Vooral die eerste opdracht, één verhuizing voor de bewoners, betekende voor de aannemer een behoorlijke puzzel. Slager legt uit: “We hadden de bouw opgesplitst in drie delen.
Deel A en B bouwden we aan weerszijden van het bestaande gebouw, waarna de bewoners konden verhuizen. Daarna is het oude gebouw er tussenuit gesloopt en zijn we daar verder gegaan met deel C, met daarin onder andere het restaurant en de keuken. Dit deel C vormt nu de verbinding tussen A en B.” Noordhuis: “We hadden wel wat zorgen over de sloop van het oude gebouw. Dat stond namelijk maar anderhalve meter van het nieuwe gebouw. Wat betekende dit voor de overlast voor onze bewoners? Uiteindelijk bleek dat mee te vallen. Sterker nog: een aantal bewoners vond het prachtig om de sloop van het oude gebouw op de voet te volgen. Er zijn dus ook bewust geen schermen geplaatst tijdens de sloopwerkzaamheden.”
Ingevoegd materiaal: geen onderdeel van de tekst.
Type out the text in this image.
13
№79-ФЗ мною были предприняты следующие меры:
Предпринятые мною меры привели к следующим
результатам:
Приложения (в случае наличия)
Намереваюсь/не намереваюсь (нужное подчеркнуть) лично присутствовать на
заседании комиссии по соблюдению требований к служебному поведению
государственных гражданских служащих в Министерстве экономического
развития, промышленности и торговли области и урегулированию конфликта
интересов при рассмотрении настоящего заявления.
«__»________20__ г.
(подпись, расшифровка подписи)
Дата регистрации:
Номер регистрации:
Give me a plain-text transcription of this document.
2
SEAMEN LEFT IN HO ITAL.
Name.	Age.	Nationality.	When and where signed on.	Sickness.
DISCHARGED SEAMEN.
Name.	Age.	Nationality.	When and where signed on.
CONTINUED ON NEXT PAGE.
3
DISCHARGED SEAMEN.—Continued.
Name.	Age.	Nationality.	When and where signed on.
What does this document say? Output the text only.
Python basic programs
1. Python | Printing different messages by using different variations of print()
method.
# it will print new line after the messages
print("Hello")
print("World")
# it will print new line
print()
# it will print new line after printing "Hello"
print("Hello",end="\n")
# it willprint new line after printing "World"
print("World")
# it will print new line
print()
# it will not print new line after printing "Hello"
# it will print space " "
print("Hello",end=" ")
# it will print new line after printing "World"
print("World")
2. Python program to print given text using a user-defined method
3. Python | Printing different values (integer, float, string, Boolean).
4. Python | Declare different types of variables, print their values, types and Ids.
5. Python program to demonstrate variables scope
Aannemersbedrijf Dons en Troost werd geselecteerd op prijs en expertise. Van Heerde. “We wilden nadrukkelijk samen bouwen. Het was geen turnkey-constructie. Zo hadden we periodiek overleg. In het begin wekelijks, daarna tweewekelijks en iedere maand was er een bouwvergadering waarbij desgevraagd ook de onderaannemers aansloten. Bij de bouw werd Unica als nevenaannemer geselecteerd voor de E- en W-techniek. Dons en Troost bleef als hoofdaannemer verantwoordelijk voor de voortgang van het totale proces.” Slager: “Dat we moest bouwen in een heel lastige periode, wisten we natuurlijk niet vooraf. Eerst waren er de naweeën van corona en vervolgens kwam de oorlog in Oekraïne, met als gevolg problemen met de levertijden en beschikbaarheid van materialen. Maar uiteindelijk zijn we er uitgekomen, omdat we van alle kanten begrip toonden voor elkaars situatie. Zo bleef de sfeer goed en kom je samen uiteindelijk tot het beste resultaat.”